When Does No Correlation Imply Independence?
Published:
It is a well-known fact in probability that zero correlation does not always imply independence. The standard counterexample is trivial: let $X$ be a standard normal random variable and $Y = X^2$. Then $X$ and $Y$ are clearly dependent, since knowing $X$ determines $Y$ completely, yet by symmetry $\operatorname{Cov}(X,Y) = \mathbb E[X^3] = 0$. Independence is a much stronger condition than mere uncorrelatedness.
But what is the relationship between correlation (more generally, covariance) and independence? In this note I will attempt to explain that and also show how a stronger covariance relation with a regularity condition does imply independence. Specifically, if two random variables have exponentially decaying tails and all their mixed polynomial covariances vanish, then they must be independent. This result applies to many common families of distributions including Gaussian, Gamma, and Exponential.
Notations. We work on a fixed probability space $(\Omega,\mathcal F,\mathbb P)$. For a random variable $X$, we denote its law by $\mu_X$. For a pair $(X,Y)$, $\mu_{(X,Y)}$ is the joint law and $\mu_X \otimes \mu_Y$ is the product measure. The covariance is $\operatorname{Cov}(X,Y) = \mathbb E[XY] - \mathbb E[X]\mathbb E[Y]$, and the moment generating function is $M_X(\theta) = \mathbb E[e^{\theta X}]$.
What Independence Means
Two random variables $X$ and $Y$ are independent if their joint distribution factorizes:
\[\mathbb P(X\in A, Y\in B) = \mathbb P(X\in A)\cdot\mathbb P(Y\in B)\]for all Borel sets $A,B\subset\mathbb R$. This is equivalent to expectation factorizing for all bounded measurable functions:
\[\mathbb E[f(X)g(Y)] = \mathbb E[f(X)]\cdot\mathbb E[g(Y)].\]To see the equivalence, note that if the joint law factorizes then integrating $f(x)g(y)$ against $\mu_X\otimes\mu_Y$ gives factorization by Fubini’s theorem. Conversely, taking $f=\mathbf 1_A$ and $g=\mathbf 1_B$ recovers the probabilistic definition.

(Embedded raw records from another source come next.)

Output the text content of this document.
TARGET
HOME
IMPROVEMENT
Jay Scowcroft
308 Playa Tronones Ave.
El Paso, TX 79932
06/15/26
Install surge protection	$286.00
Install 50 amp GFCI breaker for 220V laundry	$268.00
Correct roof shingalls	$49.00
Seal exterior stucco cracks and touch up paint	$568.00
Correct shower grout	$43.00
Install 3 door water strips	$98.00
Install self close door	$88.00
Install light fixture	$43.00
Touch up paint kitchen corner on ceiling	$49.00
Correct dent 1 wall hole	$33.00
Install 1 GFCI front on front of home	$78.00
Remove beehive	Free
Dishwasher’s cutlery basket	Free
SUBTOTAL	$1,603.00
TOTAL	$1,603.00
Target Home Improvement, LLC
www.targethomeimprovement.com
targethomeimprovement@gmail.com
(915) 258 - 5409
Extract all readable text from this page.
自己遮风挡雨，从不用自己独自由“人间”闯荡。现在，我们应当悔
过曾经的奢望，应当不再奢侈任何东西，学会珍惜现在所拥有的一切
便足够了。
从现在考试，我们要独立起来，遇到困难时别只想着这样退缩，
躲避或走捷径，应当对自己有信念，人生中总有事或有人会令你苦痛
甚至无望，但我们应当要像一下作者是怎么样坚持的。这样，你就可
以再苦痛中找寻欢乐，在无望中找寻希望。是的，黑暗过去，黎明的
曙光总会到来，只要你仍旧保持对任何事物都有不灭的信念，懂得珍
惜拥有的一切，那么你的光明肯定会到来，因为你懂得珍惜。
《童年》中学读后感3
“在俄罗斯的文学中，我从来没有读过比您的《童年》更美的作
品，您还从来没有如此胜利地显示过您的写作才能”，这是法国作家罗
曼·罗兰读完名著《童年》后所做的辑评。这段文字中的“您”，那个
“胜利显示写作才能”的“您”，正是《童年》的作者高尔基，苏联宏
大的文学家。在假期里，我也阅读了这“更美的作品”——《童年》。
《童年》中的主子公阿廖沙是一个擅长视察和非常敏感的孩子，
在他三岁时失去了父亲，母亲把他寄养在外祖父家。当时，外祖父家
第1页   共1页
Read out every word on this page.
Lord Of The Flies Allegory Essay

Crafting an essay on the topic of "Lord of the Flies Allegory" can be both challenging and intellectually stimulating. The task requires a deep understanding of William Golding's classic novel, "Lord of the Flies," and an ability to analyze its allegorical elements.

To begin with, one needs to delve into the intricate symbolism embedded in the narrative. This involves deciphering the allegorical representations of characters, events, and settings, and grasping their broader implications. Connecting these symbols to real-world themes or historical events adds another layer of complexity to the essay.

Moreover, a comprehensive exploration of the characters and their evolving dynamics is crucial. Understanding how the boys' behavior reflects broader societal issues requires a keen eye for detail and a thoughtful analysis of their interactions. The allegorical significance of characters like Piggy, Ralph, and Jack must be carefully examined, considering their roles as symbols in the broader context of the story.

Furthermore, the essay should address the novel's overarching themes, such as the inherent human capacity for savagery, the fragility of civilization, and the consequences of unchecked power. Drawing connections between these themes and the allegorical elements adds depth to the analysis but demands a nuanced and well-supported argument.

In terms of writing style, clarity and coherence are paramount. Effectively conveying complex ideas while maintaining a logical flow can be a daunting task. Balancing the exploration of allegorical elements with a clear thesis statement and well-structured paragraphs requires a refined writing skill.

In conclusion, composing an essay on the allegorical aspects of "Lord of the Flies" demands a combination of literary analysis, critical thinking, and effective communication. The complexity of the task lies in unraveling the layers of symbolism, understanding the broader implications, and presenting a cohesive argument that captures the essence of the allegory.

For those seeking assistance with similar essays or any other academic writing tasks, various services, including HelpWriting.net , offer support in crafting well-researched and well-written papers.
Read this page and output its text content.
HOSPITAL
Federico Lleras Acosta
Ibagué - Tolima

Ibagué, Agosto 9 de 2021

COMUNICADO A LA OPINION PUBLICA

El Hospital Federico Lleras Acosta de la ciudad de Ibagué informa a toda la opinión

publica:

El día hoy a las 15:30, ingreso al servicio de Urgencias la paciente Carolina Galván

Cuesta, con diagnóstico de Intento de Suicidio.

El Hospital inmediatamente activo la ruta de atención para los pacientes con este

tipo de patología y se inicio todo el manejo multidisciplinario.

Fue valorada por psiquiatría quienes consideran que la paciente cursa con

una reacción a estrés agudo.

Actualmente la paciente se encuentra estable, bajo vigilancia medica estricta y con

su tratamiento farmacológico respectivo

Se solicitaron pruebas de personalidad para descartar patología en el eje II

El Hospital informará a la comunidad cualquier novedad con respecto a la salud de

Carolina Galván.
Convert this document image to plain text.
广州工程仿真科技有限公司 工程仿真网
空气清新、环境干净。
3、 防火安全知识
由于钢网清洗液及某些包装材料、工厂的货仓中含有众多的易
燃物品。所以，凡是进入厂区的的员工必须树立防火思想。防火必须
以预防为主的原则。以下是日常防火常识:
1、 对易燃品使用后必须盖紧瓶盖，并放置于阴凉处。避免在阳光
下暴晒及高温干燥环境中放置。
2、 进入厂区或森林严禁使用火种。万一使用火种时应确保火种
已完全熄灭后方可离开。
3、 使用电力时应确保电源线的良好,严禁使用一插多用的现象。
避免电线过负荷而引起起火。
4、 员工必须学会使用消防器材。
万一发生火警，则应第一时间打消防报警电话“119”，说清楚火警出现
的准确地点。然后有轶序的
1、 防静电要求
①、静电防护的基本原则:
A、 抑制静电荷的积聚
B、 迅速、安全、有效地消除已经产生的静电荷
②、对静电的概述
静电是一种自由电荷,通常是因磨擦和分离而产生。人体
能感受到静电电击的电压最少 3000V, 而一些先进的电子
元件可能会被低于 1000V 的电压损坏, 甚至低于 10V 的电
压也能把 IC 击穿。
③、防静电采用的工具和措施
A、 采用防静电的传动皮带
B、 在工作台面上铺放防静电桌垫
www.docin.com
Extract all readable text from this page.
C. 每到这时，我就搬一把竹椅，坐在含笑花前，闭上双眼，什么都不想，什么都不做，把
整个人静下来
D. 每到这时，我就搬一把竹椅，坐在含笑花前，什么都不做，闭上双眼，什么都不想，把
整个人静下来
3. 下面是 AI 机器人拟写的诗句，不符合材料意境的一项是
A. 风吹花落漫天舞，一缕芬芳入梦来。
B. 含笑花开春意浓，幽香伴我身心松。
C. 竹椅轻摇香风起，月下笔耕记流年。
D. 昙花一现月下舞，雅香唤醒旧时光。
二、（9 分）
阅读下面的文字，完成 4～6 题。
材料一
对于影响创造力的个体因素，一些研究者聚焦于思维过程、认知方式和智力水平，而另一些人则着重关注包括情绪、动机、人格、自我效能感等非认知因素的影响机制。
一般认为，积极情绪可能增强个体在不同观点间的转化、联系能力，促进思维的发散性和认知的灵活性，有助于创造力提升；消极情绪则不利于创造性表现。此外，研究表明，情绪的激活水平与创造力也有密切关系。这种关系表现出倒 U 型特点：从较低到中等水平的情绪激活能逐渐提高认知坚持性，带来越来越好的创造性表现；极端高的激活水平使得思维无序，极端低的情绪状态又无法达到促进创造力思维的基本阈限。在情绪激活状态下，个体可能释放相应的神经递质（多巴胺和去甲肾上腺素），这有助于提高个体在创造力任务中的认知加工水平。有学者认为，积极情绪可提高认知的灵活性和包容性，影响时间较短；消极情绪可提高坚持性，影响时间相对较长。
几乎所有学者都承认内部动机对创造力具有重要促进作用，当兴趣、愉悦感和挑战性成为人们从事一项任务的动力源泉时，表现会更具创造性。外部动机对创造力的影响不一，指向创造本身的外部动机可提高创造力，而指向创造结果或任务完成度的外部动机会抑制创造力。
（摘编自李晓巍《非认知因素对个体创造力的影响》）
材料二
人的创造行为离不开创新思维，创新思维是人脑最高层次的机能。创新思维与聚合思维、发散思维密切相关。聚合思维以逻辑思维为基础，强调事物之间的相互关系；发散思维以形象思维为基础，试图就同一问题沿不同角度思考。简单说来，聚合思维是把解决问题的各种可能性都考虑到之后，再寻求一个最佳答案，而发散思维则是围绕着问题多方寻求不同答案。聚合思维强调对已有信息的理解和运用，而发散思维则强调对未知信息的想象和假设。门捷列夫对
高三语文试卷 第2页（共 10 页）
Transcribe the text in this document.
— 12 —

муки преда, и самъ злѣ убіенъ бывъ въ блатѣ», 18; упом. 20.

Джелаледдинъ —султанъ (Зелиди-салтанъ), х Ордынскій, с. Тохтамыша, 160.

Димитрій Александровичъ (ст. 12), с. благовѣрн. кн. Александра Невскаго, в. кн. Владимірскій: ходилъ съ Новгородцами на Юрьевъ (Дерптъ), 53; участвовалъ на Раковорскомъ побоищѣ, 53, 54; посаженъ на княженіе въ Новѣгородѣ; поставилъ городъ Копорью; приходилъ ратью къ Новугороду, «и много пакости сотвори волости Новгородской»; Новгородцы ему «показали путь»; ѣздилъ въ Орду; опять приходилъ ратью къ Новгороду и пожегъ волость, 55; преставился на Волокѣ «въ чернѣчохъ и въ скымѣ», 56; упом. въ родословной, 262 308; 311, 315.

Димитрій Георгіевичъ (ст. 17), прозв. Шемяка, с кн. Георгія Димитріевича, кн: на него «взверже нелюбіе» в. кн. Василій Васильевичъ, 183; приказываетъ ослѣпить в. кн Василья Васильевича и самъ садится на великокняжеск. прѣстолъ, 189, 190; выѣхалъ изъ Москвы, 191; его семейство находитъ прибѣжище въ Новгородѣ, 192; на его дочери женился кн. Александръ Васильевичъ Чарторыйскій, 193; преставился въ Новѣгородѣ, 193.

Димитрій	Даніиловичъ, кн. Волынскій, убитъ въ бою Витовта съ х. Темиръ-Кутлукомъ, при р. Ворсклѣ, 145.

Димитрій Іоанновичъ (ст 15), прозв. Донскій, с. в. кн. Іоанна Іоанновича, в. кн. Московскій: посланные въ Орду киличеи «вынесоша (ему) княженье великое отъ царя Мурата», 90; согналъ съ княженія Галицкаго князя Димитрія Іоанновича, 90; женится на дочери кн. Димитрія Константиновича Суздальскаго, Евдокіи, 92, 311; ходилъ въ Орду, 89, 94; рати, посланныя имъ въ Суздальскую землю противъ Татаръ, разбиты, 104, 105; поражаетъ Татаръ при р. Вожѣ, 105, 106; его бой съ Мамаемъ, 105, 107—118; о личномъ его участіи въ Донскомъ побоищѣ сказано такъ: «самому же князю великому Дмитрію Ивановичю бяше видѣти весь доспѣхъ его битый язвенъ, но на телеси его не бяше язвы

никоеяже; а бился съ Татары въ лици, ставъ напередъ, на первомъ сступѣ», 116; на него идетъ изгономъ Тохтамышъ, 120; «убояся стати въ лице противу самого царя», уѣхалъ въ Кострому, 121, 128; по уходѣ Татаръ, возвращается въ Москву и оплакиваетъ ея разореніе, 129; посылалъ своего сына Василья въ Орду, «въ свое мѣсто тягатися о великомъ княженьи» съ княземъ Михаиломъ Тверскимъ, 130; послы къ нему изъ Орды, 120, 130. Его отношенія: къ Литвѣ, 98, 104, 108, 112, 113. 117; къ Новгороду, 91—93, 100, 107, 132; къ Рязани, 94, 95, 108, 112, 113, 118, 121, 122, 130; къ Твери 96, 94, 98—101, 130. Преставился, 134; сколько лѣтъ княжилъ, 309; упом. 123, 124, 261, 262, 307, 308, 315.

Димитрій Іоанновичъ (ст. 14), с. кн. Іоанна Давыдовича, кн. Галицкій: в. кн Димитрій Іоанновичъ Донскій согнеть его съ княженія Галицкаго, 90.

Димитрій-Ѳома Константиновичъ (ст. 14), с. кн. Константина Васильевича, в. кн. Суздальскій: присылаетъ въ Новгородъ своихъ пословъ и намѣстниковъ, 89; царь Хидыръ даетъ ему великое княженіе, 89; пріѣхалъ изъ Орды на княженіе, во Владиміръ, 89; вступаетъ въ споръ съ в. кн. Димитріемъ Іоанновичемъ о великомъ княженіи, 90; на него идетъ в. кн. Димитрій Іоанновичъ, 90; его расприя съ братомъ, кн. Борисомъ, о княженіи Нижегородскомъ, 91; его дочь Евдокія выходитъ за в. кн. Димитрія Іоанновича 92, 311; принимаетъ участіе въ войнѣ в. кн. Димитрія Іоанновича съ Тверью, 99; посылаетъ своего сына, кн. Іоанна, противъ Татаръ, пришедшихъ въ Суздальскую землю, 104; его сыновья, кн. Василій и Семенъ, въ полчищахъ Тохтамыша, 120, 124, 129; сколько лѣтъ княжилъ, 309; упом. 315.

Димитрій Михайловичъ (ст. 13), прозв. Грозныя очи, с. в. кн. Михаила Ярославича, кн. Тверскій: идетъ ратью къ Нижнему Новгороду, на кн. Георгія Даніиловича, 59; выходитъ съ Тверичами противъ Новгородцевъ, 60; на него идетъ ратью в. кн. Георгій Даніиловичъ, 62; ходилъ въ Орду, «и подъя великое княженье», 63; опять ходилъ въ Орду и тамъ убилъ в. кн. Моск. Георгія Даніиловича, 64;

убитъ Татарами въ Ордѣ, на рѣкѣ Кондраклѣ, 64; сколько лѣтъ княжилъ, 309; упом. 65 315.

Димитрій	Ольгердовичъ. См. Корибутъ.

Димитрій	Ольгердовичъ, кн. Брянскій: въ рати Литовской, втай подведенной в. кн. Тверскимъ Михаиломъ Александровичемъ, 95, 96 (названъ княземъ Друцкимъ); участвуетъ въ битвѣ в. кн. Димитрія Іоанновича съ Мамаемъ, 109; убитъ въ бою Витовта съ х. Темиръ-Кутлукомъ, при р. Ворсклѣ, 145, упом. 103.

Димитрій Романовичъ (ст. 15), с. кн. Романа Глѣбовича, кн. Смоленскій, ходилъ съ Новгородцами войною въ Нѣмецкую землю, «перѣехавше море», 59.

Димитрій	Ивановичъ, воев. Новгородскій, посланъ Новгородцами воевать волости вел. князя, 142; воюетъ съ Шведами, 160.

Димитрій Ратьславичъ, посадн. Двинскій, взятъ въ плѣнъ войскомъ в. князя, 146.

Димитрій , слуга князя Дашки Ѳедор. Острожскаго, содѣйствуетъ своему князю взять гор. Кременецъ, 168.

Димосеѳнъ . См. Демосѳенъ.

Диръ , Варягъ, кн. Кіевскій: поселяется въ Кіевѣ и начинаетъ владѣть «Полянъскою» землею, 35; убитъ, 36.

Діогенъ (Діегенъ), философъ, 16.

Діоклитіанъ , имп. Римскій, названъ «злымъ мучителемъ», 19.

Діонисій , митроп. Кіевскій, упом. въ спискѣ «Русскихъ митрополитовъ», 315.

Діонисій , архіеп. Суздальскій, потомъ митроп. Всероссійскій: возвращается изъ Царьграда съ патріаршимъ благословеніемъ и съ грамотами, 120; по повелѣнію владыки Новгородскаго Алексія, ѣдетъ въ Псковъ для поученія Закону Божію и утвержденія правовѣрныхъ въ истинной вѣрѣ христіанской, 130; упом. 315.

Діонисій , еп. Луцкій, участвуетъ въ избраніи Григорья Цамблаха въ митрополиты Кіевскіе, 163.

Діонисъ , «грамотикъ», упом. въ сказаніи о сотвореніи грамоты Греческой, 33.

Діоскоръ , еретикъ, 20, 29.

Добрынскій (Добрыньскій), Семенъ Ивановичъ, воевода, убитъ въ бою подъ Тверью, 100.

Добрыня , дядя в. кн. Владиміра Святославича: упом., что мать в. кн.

The zero covariance condition $\mathbb E[XY] = \mathbb E[X]\mathbb E[Y]$ only gives factorization for the linear functions, which is vastly weaker than what is required for independence. This explains why the standard counterexample $Y = X^2$ works: we only have factorization for linear functions, not for nonlinear functions like $f(x) = x^2$.
The Main Theorem
Theorem. Let $X$ and $Y$ be real random variables such that
- $\mathbb P(|X|>t) \le C_X e^{-c_X t}$ and $\mathbb P(|Y|>t) \le C_Y e^{-c_Y t}$ for all $t>0$ and some constants $C_X,c_X,C_Y,c_Y>0$,
- $\operatorname{Cov}(X^m,Y^n) = 0$ for all positive integers $m,n$.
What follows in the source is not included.